Even though 2020 has been largely marked by COVID-19, Col. William E. Nelson, a member of the Air Force Physiological Episodes Action Team and the Medical and Human Performance Division Chief in the Air Force Special Warfare Directorate, said he didn’t think the pandemic was a contributing factor to the drop in physiological events because the virus hadn’t really become “a factor” until March.
“Even if we’re flying less than one would expect, hopefully, then we’re experiencing fewer events, or episodes, because of the lower number of flying,” added Brig. Gen.
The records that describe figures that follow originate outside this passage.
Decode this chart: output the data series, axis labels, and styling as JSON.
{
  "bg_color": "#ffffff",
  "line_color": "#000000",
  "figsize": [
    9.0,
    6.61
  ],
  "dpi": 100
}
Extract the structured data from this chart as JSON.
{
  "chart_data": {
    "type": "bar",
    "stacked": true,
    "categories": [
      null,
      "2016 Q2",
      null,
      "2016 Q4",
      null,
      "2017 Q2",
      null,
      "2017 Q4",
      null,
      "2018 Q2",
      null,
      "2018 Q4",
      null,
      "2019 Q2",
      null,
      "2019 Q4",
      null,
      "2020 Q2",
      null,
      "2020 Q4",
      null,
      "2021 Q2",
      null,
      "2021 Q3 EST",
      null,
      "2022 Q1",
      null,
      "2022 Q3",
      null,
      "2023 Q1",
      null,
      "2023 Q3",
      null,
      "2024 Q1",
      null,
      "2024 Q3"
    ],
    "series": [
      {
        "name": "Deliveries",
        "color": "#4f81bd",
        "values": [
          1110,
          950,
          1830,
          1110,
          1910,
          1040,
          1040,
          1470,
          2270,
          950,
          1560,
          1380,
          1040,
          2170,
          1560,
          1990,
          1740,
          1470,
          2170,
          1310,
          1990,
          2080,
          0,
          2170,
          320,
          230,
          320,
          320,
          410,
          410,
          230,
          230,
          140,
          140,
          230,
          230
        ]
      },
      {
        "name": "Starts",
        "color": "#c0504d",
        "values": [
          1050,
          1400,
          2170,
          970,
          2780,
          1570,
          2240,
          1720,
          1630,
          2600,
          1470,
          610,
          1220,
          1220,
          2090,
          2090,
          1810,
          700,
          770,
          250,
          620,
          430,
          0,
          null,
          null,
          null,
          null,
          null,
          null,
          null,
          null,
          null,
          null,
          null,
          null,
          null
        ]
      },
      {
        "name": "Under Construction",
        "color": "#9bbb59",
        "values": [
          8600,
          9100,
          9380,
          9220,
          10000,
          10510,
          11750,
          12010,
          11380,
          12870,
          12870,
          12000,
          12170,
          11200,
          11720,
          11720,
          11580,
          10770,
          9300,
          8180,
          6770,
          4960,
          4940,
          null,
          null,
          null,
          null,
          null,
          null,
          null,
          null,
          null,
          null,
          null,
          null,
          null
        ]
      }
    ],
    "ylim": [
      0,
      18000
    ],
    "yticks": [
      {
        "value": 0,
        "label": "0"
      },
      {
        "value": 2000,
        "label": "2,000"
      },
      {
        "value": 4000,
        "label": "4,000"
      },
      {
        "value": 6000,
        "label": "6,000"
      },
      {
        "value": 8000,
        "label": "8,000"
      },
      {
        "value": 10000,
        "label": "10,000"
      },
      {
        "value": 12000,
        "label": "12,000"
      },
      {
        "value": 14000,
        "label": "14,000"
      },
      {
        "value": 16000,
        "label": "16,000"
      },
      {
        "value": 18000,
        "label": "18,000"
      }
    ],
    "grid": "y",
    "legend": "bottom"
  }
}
Gregor J. Leist, who heads the Air Force Physiological Episodes Action Team, as well as serving as special assistant to the director of the Air National Guard for Air Force Training and Readiness. “And so it would still be … quantified as a rate per hundred thousand hours.”
Leist said his team thinks multiple factors played a part in reducing T-6 incidents over the past few years, including purging moisture from breathing systems and increasing the T-6’s engine-idle speed to ensure it produces enough gas for Texan pilots to breathe easy.
Nelson also suggested that the Air Force’s efforts to familiarize aviators with hypoxia’s unique impacts on them, teach them to recognize the signs of a potential physiological episode, make them conscious of breath control, and encourage them to describe their symptoms verses jumping to their own conclusions about what might’ve gone wrong in the air may have played a role in reducing these occurrences.
Despite the progress reflected by the data, Leist said the team still isn’t satisfied with where the Texan stands.
“We understand in this demanding environment, there’s gonna be equipment failures that happen in flight that’ll cause these events,” Leist said. “We hope, though, that we can drive the unexplained part of that out of the equation. The physiological events, you know, things are gonna happen, but we want to be able to explain to the pilot, and to the safety community, and to the aviation community, you know, what’s actually happening when these events occur.”
The Navy recently finished its deep dive into the origins of physiological episodes linked to aircraft malfunctions within its T-45 and F-18 aircraft, and declared the mystery solved, USNI reported last month.
The verdict as to why these issues continue to afflict Air Force fleets—including, but not limited to, the Texan—is still out, but the team has made some headway, Leist said.
USAF has ruled out a hypothesis that contaminated air was causing episodes within the T-6 fleet, and research is currently underway at Wright-Patterson Air Force Base, Ohio, to determine whether “rapidly oscillating oxygen levels” may be at least partially to blame for these events in the T-6 fleet, Leist said. Regardless, he said, the new and improved oxygen concentrator that’s aimed at keeping oxygen-production levels more stable in the trainer “is fully funded and … expected to be fielded beginning in” fiscal 2022.